Vor ein paar Wochen habe ich in Berlin eine Ausstellung eines US-amerikanischen Fotografen mit dem Thema Nacktheit besucht. Ich sah viele Syrer unter den Besuchern. "Ganz schön viele Flüchtlinge hier", dachte ich mir, und versuchte mir diese Ausstellung in Damaskus vorzustellen. Wären sie alle gekommen? Hätten sich nicht viele über die vermeintliche Pornografie aufgeregt? Vielleicht war diese Frage gar nicht wichtig. Wichtig ist, dass diese jungen Menschen anscheinend aufrichtiges und großes Interesse an dieser neuen Art von Kultur zeigten, und das ganz offensichtlich, ohne Vorurteile. Ohne Nacktfotografie zu verurteilen, so wie es in den arabischen Ländern natürlich Usus ist.

Vor Kurzem nahm ich an einem Gespräch über "Berichterstattung über Frauen in der Wissenschaft" in Berlin teil. Das Publikum war vielfältig, und die Diskussion danach war so angeregt, es gab kluge und wertvolle Fragen, komplett ohne Gequassel und Geplapper. Es macht einen Unterschied, ob viele Geflüchtete im Publikum sitzen oder nicht: denn viele von ihnen trauen sich meiner Erfahrung nach nicht, offen zu sprechen, andere wiederum halten die langen akademischen Vorträge nur aus, um sich danach mit komplizierten Redebeiträgen ungefragt ins vermeintlich rechte Licht zu setzen.

Dieses Verhalten ist eine Art kultureller Krankheit, die viele von uns mit sich schleppen, und (nicht nur) ich denke, dass es an der Zeit ist, diese abzuschütteln. Meine Freundin, die diesen Artikel übersetzt, ist eine junge deutsche Schriftstellerin, die viele Lesungen aus ihrem neuen Buch ("Kaltland") gegeben hat. Immer wieder kamen Interessierte, die sich mit ihr und ihren Erzählungen auseinandersetzen, neue Gedanken eingaben und am Gespräch interessiert waren. Leider haben selbst die größten Schriftsteller in meinem Land nicht mal ansatzweise die gleichen Chancen.

Aber nicht nur Berlin ist voll von Kultur, sondern selbst das Umland. Als ich ein kleines Dorf in Brandenburg besuchte, sah ich den kulturellen Monatsplan des Dörfchens, angeschlagen an einem grünen Baum am zentralen Platz. Was es da alles gab! Lesungen natürlich, Konzerte, Tanz und Yoga. Mir wurde auf wunderbare Weise klar, dass kulturelle Bewegungen sich durch die Luft voranbewegen, sie nicht zu stoppen sind, da sie keine Grenzen und keine Barrieren kennen. Die kulturelle Landschaft der Geflüchteten wird jeden Tag größer, sie bekommt neue Horizonte, wir erkennnen, dass alles zur Diskussion steht und man über alles diskutieren darf, sogar über die Tabus, die in Syrien alle kulturellen Diskussionen überstrahlten.

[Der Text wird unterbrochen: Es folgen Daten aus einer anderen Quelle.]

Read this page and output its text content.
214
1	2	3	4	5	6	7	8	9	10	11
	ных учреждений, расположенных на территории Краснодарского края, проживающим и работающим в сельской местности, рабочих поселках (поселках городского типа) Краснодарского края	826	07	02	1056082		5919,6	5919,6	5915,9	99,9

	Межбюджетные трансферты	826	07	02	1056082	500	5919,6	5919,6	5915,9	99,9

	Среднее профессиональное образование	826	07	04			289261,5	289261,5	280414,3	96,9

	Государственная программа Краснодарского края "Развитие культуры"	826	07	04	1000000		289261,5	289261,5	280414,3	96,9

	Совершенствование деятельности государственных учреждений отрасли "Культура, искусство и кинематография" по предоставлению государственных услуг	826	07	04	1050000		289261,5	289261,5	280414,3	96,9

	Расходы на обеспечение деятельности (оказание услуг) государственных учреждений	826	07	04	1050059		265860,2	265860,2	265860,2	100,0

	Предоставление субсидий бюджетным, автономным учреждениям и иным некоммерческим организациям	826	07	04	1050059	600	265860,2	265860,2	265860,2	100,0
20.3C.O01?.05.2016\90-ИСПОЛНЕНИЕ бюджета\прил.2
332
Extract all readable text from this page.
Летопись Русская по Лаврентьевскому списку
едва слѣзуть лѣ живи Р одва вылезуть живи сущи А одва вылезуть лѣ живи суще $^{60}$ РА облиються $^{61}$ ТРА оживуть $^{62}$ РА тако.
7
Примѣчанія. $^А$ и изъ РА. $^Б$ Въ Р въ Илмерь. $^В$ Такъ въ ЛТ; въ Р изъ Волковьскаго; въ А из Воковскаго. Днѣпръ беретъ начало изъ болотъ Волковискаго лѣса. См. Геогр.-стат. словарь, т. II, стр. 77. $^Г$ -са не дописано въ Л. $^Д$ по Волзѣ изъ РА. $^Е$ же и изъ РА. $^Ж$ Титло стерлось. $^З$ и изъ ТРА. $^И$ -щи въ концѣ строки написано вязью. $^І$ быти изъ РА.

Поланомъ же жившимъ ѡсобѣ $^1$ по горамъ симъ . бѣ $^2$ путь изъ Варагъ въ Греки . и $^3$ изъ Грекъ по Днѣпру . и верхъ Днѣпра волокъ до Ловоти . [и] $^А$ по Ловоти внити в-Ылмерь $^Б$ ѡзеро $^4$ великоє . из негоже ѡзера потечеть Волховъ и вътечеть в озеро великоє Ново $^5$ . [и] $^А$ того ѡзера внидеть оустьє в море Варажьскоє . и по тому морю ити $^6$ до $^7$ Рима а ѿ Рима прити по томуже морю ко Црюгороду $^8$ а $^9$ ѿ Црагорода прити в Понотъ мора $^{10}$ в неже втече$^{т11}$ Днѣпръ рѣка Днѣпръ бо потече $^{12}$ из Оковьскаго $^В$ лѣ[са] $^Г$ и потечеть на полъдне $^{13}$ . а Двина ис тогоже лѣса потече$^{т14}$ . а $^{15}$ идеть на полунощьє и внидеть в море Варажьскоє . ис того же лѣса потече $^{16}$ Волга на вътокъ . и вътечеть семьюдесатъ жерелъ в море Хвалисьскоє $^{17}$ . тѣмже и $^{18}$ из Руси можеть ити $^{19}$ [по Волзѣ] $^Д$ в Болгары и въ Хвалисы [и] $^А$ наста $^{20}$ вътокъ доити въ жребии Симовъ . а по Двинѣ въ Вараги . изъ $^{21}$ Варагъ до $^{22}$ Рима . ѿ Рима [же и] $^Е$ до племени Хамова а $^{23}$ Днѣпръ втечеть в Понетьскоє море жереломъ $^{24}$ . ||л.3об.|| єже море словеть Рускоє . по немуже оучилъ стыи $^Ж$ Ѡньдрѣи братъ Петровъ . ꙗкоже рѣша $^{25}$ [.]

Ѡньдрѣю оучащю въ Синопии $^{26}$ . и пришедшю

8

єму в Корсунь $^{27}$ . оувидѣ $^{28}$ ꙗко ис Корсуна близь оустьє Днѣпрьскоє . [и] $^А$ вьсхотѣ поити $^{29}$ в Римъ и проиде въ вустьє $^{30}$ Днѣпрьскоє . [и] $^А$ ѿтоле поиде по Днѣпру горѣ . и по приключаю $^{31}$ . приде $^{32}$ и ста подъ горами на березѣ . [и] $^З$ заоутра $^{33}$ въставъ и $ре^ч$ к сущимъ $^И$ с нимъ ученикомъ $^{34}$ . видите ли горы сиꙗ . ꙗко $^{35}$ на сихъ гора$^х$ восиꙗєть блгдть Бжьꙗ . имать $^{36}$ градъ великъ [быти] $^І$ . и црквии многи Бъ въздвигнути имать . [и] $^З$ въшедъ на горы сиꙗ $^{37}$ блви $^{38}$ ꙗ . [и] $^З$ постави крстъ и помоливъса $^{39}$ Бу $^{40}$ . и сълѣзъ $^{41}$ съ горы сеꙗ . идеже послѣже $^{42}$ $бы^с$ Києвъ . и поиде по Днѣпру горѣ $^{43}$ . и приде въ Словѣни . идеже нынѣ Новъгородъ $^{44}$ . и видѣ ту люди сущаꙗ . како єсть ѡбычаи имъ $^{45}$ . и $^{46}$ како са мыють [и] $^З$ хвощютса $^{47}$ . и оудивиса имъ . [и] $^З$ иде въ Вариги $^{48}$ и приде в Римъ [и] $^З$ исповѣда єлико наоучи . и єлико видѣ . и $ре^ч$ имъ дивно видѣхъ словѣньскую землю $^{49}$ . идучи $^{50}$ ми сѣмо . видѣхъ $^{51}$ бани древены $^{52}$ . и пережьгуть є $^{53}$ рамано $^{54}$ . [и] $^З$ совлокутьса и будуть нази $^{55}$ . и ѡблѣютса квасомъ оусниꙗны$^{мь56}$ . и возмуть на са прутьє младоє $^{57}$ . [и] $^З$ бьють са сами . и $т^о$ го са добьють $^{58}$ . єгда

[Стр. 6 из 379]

Und ich bemerke, dass mehr und mehr Syrer sich für all diese Themen interessieren, selbst die, die zuvor nicht unbedingt neugierig waren und nie freiwillig ein ganzes Buch gelesen hätten. Jetzt warte ich nur noch auf ein paar mehr Blondschöpfe auf den kulturellen Events der Geflüchteten.